Il Consiglio di Stato si conforma alla interpretazione della Corte di Cassazione: al proprietario incolpevole non si può imporre di eseguire le misure di messa in sicurezza d'emergenza. Occorre dare continuità al recente mutamento giurisprudenziale in materia, che ha escluso la legittimità della imposizione delle m.i.s.e. in capo al proprietario non responsabile dell’inquinamento, potendo quest’ultimo essere obbligato solo all’adozione di misure di prevenzione, a cui non possono essere assimilate le m.i.s.e. (cfr.

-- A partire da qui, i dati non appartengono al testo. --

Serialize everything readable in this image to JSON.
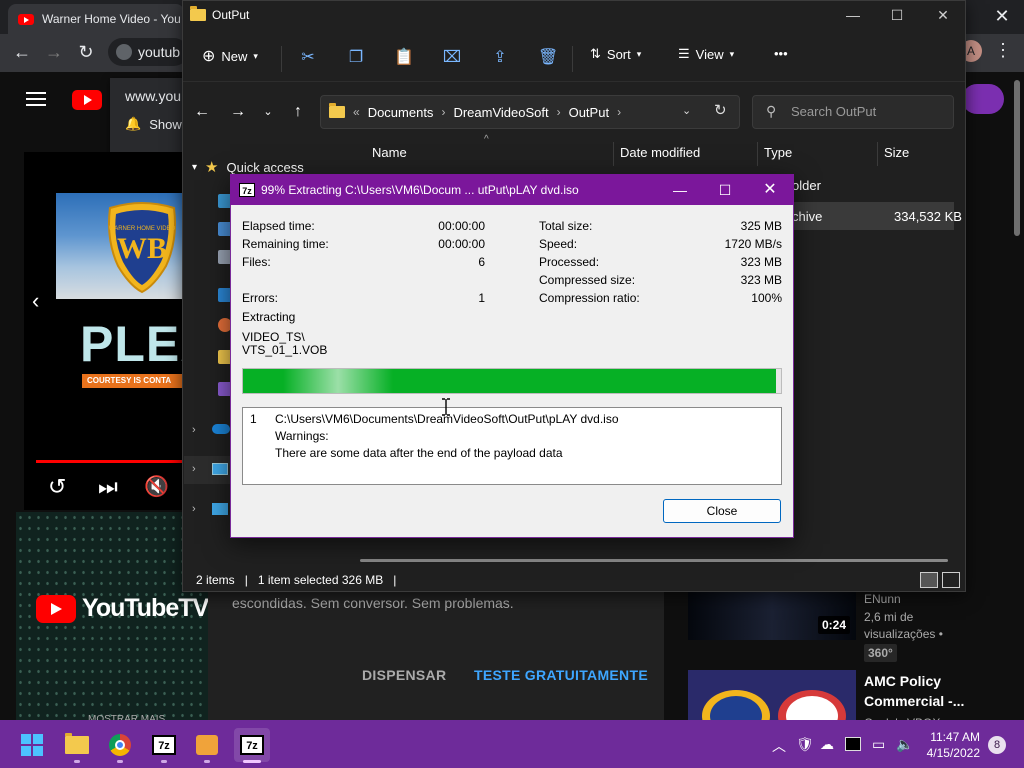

Cons. Stato, Sez. IV, 17 luglio 2023, n. 6957; Cass. Civ., SS.UU., 1° febbraio 2023, n. 3077; ma già Cons. Stato, Ad. Plen., 25 settembre 2013, n. 21) (Cons. Stato, Sez. IV 22 novembre 2024, n. 9397, in senso opposto Cons. Stato, 2 febbraio 2024, n. 1110; TAR Milano, 18 novembre 2024, n. 3225)
Al proprietario non colpevole non si può imporre la caratterizzazione dell'area. Non è consentito imporre al proprietario del sito, qualora non responsabile della contaminazione, l'esecuzione delle diverse e distinte misure di riparazione, sicché lo stesso proprietario, in quanto tale, non è tenuto ad eseguire la caratterizzazione dell'area, essendo esclusivamente responsabile sul piano patrimoniale e, a tale titolo, tenuto, ove occorra, al rimborso delle spese relative agli interventi effettuati dall'autorità competente (cfr Cons. Stato, sez. VI, 15 luglio 2015, n. 3544; Consiglio di Stato, sez. IV, 18/12/2018, n. 7121) (TAR Campania, Napoli, 3 febbraio 2022, n. 768)
Intervento della P.A. e oneri a carico del proprietario non responsabile. Qualora il responsabile non sia individuabile o non provveda agli adempimenti dovuti, può adottare d'ufficio gli accorgimenti necessari e, se del caso, recuperare le spese sostenute attraverso un'azione di rivalsa verso il proprietario, il quale risponde nei soli limiti del valore di mercato del sito dopo l'esecuzione degli interventi medesimi (cfr., tra le altre, Consiglio di Stato, Sez. VI, 25 gennaio 2018, n. 502, e id., Sez. V, 10 ottobre 2018, n. 5604). Ne discende che il proprietario non responsabile dell'inquinamento - nell'accezione prima chiarita - è tenuto, ai sensi dell’ art. 245, comma 2, d.lgs. n. 152 del 2006 ad adottare le misure di prevenzione di cui all'art. 240, comma 1, lett. i), d.lgs. n. 152 del 2006 (ovvero "le iniziative per contrastare un evento, un atto o un'omissione che ha creato una minaccia imminente per la salute o per l'ambiente intesa come rischio sufficientemente probabile che si verifichi un danno sotto il profilo sanitario o ambientale in un futuro prossimo, al fine di impedire o minimizzare il realizzarsi di tale minaccia") e le misure di messa in sicurezza d'emergenza [in senso negativo, cfr Cassazione e Adunana Plenaria, vedi supra), non anche la messa in sicurezza definitiva né gli interventi di bonifica e di ripristino ambientale (Cons. Stato, 2 febbraio 2024, n. 1110)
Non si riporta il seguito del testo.